Um dos alertas mais graves do Atlas está fundamentado em estudos científicos recentes: a Amazônia pode atingir o chamado “ponto de não retorno” antes de 2050. Isso significa que, mesmo que o desmatamento seja estancado a tempo, a floresta pode perder a capacidade de regeneração autônoma.

Para reverter esse processo, os autores defendem medidas imediatas, como zerar o desmatamento, restaurar ao menos 5% do bioma e rever os modelos econômicos baseados na mineração predatória, na grilagem, no agronegócio intensivo e na financeirização da natureza.

“Enquanto os territórios dos povos indígenas, quilombolas e comunidades tradicionais representam a resistência contra a mercantilização da natureza — ou seja, a luta pela diversidade de vidas e a coexistência entre humanos e não humanos —, a propriedade privada é a transformação da vida em grandes espaços homogêneos para a exportação, com destruição dessa natureza e a precarização do trabalho. Em outras palavras, uma plantation [nome dado a um sistema econômico agrícola que vigorou durante o Brasil colonial] no século 20”, explica José Heder Benatti, professor titular do curso de Direito na Universidade Federal do Pará (UFPA). 

Território é futuro

Longe de se limitar à denúncia, o Atlas também apresenta caminhos. A publicação dá visibilidade a 508 iniciativas de agroecologia mapeadas na Amazônia Legal — experiências sustentáveis conduzidas por comunidades tradicionais e povos originários. Esses arranjos são apontados como alternativas reais ao colapso climático, em oposição às chamadas soluções de mercado, como os créditos de carbono.

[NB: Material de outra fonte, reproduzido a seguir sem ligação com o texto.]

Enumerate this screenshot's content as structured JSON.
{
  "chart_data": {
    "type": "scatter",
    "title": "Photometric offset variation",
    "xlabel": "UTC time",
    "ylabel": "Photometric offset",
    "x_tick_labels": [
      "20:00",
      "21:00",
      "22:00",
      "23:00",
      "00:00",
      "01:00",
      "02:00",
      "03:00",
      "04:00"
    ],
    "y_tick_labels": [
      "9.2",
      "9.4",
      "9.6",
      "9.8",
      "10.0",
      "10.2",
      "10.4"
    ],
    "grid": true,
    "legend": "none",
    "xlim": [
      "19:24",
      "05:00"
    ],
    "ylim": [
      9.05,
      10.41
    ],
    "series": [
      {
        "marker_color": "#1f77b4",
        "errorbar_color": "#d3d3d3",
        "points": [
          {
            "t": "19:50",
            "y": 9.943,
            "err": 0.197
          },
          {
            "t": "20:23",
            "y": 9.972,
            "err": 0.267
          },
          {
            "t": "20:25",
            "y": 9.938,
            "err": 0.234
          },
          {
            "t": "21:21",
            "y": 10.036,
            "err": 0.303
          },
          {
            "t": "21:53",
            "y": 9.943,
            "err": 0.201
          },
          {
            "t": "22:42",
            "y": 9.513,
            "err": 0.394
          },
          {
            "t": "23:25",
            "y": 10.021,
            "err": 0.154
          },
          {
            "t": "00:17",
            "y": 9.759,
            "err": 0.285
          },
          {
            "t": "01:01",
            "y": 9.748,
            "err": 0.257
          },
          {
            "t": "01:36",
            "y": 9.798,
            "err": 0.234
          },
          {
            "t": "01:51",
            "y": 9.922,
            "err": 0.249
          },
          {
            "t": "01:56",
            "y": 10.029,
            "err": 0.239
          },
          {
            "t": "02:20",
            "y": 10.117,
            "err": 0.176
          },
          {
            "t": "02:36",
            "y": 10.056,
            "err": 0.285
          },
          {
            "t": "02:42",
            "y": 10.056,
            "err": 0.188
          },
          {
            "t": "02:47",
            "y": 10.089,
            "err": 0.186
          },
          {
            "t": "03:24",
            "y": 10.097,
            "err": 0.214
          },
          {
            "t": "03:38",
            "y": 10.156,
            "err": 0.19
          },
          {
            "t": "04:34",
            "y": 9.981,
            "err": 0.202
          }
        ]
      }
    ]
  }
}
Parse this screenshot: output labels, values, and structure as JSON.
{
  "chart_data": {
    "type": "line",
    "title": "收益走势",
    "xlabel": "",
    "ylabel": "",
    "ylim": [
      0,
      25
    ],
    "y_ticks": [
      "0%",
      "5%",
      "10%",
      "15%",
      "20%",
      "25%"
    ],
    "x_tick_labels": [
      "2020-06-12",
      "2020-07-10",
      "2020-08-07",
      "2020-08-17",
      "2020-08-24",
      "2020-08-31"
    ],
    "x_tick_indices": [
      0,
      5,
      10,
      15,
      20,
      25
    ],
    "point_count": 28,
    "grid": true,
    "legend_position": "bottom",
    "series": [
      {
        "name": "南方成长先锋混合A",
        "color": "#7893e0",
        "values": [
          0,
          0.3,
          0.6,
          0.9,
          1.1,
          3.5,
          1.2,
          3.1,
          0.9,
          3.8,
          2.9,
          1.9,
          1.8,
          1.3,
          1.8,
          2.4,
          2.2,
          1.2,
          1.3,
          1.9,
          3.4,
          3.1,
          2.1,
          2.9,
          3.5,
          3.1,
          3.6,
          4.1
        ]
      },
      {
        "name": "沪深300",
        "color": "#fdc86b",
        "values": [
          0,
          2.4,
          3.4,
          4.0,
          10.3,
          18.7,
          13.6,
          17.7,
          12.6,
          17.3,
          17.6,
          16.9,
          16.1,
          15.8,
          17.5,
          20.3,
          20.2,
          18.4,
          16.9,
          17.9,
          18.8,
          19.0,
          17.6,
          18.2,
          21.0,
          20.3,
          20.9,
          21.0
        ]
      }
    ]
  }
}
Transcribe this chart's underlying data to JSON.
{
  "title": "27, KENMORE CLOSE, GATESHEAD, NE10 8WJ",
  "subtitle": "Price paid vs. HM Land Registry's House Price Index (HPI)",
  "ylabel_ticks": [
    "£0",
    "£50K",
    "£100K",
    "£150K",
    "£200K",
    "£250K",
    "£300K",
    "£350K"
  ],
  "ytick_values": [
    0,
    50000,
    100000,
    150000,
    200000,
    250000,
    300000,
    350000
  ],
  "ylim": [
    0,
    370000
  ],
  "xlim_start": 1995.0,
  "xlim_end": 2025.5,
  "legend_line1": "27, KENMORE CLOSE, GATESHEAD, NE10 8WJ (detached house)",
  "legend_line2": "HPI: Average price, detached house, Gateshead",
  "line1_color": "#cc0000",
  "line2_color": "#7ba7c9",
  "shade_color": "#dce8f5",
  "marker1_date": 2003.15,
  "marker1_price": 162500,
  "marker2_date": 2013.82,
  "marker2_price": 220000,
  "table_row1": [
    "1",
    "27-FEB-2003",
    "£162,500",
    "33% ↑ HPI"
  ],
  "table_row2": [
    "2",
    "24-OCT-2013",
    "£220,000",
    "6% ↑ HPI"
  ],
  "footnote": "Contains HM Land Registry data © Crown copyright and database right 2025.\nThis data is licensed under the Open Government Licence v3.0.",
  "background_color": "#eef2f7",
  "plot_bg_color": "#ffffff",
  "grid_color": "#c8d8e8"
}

“A Amazônia é uma das últimas fronteiras de abundância, com biodiversidade, práticas sustentáveis e saberes ancestrais mantidos por populações tradicionais e indígenas. Mas toda essa riqueza está sob ameaça constante”, pontua Montenegro, da Fundação Heinrich Böll. “Por isso, o Atlas é também um instrumento de fortalecimento dos direitos territoriais desses povos e comunidades, que historicamente têm garantido a proteção da floresta.”

Outro dado-chave contido na obra desmonta um dos mitos mais persistentes sobre a região: 75% da população vivem em áreas urbanas. A ideia de que a floresta é um espaço intocado ou isolado desconsidera o impacto direto das cidades, da infraestrutura e do consumo sobre o bioma. 

Ainda assim, os vínculos territoriais persistem. Com 250 línguas faladas no Brasil — muitas delas na Amazônia —, as diversidades linguística e cultural permanecem vivas, embora ameaçadas. Em um contexto de crise climática e autoritarismo, manter essa diversidade é um ato político.

Amazônia para o mundo ver

Publicado em português e inglês, o Atlas da Amazônia Brasileira é também uma preparação simbólica para a 30ª Conferência das Nações Unidas sobre Mudança do Clima (COP30), que será realizada em Belém, em novembro deste ano, e amplia o debate sobre justiças socioambiental e territorial. 

O estudo foi lançado em dia 23 de abril, na Casa Balaio, na capital paraense. O espaço — um casarão histórico que abriu as portas para ser ponto de encontro antes e durante a COP30 — recebeu jornalistas independentes, acadêmicos, gestores públicos, parlamentares, ativistas e comunicadores da região. Ao longo do evento, duas mesas de diálogo com autores, conselheiros editoriais e facilitadores deram corpo ao que a publicação propõe: escutar os saberes dos territórios, reconhecer o protagonismo dos povos amazônicos e enfrentar, com coragem e imaginação, as crises climática e civilizatória que já chegaram.